Grilled Shrimp and Arugula Salad
You can never have too many main course recipes, so give Grilled Shrimp and Arugula Salad a try. This recipe makes 4 servings with 535 calories, 36g of protein, and 17g of fat each. This recipe covers 28% of your daily requirements of vitamins and minerals. From preparation to the plate, this recipe takes around 45 minutes. It will be a hit at your The Fourth Of July event. It is a good option if you're following a dairy free and pescatarian diet. Head to the store and pick up tomatoes, lemon peel, pepper, and a few other things to make it today. To use up the kosher salt you could follow this main course with the Low Fat Crumbs Cake (Kosher-Dairy) as a dessert.
Instructions
Prepare grill. Toss shrimp with 1 Tbsp. oil.
Transfer to grill and cook, turning, until charred and firm, about 5 minutes.
Transfer cooked shrimp to a large salad bowl.

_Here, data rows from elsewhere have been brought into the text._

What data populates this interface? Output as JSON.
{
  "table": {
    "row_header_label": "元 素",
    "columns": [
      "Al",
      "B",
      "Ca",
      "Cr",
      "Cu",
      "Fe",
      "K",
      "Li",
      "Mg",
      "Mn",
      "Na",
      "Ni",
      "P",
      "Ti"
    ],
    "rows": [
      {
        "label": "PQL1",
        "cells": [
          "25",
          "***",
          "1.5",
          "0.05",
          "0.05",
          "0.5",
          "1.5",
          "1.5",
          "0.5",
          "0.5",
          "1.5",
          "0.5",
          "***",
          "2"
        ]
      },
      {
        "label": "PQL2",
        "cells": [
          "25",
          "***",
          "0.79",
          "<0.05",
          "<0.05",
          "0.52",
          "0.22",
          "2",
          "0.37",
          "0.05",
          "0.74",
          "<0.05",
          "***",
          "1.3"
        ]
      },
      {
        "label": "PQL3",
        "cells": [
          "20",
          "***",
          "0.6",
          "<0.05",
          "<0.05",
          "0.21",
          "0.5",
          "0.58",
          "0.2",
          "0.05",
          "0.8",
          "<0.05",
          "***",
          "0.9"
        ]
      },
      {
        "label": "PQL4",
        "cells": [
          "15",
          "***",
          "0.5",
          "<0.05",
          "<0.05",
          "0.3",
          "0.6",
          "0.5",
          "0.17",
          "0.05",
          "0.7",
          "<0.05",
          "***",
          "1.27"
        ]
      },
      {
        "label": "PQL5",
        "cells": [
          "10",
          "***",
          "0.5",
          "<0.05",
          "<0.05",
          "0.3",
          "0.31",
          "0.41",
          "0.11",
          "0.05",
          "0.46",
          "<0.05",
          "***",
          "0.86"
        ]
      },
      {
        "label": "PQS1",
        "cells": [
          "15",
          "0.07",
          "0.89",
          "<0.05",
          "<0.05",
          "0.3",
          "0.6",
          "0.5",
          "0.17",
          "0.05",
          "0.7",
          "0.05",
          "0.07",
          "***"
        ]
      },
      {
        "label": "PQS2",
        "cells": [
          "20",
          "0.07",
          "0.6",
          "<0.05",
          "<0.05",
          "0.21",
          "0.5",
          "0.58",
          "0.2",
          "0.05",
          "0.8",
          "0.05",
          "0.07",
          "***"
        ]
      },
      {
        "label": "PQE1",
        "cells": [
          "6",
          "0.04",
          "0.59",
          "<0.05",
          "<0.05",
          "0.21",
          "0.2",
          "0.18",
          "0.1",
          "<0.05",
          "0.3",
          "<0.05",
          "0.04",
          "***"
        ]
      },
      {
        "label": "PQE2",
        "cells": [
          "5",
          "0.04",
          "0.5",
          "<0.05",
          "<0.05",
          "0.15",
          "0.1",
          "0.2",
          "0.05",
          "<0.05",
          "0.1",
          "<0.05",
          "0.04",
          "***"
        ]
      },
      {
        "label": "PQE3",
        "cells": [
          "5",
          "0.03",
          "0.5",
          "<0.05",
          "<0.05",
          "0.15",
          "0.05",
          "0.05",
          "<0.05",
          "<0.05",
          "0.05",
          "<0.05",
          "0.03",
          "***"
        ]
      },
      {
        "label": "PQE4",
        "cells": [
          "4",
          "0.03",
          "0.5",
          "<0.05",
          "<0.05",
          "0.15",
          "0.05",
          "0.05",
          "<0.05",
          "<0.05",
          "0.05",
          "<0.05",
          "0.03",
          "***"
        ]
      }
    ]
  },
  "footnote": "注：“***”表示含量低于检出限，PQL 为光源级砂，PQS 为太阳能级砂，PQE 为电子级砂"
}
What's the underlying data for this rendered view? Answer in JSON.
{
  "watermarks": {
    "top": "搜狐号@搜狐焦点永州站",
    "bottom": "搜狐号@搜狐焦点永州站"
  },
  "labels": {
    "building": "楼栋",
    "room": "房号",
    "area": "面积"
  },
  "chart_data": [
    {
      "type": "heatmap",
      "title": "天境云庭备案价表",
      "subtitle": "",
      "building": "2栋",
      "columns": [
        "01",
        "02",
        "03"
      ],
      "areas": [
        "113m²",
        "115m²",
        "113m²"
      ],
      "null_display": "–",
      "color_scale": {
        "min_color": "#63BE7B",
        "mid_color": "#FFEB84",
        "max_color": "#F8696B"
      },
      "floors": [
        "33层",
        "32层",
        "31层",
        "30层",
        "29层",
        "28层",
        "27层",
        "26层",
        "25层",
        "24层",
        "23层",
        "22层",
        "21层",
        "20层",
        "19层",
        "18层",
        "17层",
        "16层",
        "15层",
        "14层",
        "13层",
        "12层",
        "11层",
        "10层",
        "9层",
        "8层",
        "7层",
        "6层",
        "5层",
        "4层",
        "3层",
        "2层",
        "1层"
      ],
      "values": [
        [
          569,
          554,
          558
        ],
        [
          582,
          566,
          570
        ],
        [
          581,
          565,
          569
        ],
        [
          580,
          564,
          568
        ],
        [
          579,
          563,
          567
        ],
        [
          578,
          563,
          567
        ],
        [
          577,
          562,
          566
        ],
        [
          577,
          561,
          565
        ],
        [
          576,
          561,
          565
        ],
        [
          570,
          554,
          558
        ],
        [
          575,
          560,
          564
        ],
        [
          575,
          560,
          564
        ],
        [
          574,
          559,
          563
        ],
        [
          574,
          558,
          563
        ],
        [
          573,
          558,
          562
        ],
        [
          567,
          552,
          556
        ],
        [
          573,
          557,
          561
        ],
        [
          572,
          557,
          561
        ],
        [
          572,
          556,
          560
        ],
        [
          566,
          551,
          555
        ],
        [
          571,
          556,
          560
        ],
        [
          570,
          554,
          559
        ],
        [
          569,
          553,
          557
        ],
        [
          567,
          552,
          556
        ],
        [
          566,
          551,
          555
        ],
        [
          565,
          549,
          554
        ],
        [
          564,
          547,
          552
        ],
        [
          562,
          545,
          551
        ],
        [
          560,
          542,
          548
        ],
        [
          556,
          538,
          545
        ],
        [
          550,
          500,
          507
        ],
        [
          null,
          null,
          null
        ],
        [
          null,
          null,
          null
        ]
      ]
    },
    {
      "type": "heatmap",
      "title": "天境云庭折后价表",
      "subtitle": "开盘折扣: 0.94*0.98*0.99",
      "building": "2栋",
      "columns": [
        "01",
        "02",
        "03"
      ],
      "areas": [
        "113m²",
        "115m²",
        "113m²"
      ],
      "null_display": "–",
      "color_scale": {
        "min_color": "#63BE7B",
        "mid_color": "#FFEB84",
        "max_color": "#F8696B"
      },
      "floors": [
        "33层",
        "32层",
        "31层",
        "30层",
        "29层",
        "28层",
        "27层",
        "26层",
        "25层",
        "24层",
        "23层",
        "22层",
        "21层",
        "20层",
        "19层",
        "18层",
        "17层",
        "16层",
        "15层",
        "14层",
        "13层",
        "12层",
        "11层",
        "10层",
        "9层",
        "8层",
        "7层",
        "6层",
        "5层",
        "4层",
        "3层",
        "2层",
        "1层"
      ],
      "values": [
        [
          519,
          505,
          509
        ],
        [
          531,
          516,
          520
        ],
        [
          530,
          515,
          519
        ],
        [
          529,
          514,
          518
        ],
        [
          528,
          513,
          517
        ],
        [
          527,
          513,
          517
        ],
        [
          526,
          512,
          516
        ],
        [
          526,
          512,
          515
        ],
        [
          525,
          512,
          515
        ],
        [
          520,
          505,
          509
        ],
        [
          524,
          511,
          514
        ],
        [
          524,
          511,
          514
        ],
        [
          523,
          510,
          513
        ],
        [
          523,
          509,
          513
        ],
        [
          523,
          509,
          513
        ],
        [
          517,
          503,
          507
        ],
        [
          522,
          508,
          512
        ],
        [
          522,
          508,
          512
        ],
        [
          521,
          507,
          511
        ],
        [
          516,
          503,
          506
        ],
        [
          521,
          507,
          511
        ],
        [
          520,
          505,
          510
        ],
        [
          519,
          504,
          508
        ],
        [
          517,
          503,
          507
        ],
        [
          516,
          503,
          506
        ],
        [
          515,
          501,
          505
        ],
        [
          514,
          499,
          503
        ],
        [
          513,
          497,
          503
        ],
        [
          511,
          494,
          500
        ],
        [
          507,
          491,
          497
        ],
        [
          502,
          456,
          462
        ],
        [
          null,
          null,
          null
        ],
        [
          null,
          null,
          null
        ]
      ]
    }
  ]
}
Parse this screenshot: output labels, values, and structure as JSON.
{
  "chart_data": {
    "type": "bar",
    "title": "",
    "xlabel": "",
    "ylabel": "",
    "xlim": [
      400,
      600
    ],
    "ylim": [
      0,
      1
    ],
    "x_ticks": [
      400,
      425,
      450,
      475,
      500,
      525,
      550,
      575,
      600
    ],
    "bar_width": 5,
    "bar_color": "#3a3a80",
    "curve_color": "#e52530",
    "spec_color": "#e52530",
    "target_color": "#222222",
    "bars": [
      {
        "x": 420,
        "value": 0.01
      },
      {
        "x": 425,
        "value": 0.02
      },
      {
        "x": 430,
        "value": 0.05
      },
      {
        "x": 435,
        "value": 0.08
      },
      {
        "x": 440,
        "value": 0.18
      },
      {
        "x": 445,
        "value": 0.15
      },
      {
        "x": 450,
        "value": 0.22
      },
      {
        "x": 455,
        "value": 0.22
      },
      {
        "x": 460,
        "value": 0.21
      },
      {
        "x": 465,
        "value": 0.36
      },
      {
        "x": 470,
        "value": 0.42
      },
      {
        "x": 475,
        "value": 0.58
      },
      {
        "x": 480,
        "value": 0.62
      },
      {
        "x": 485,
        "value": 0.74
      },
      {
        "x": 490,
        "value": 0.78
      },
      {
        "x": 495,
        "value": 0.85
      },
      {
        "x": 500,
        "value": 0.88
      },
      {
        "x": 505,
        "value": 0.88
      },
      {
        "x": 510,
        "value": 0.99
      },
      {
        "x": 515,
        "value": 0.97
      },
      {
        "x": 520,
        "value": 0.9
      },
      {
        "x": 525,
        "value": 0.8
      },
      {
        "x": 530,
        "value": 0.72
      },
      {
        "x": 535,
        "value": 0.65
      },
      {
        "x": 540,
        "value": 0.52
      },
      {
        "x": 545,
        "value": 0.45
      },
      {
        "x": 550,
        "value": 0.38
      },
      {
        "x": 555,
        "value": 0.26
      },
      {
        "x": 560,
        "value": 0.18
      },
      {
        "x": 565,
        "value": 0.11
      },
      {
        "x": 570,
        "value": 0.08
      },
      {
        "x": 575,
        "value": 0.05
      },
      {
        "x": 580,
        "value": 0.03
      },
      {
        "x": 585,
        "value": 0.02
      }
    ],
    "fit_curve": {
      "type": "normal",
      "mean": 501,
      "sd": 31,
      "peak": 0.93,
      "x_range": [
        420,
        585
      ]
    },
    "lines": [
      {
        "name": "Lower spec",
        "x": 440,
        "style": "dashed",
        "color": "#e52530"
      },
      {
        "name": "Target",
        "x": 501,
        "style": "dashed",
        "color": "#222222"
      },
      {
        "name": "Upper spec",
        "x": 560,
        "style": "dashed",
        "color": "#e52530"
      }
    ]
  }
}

Brush bread with remaining oil and then grill, turning it occasionally, until toasted on both sides, about 5 minutes. Rub toast slices with garlic clove.
Transfer toast to a board and cut into cubes; add cubes to bowl with shrimp, followed by vinegar, lemon peel and salt. Toss mixture well.
Add arugula and tomato, season with pepper, and toss again.
Recommended wine: Pinot Grigio, Riesling, Sauvignon Blanc
Shrimp on the menu? Try pairing with Pinot Grigio, Riesling, and Sauvignon Blanc. These crisp white wines work well with shrimp prepared in a variety of ways, whether grilled, fried, or in garlic sauce. You could try Santi Sortesele Pinot Grigio. Reviewers quite like it with a 4.4 out of 5 star rating and a price of about 17 dollars per bottle.
![Santi Sortesele Pinot Grigio]()
Santi Sortesele Pinot Grigio
Straw yellow hue, accompanied by a close-focused nose of pear, apricot and white flowers. The fruity palate, with top notes of stone fruit, shows ripeness and roundness well supported by an elegant acidity and savoriness, ensuring a long, lingering finish.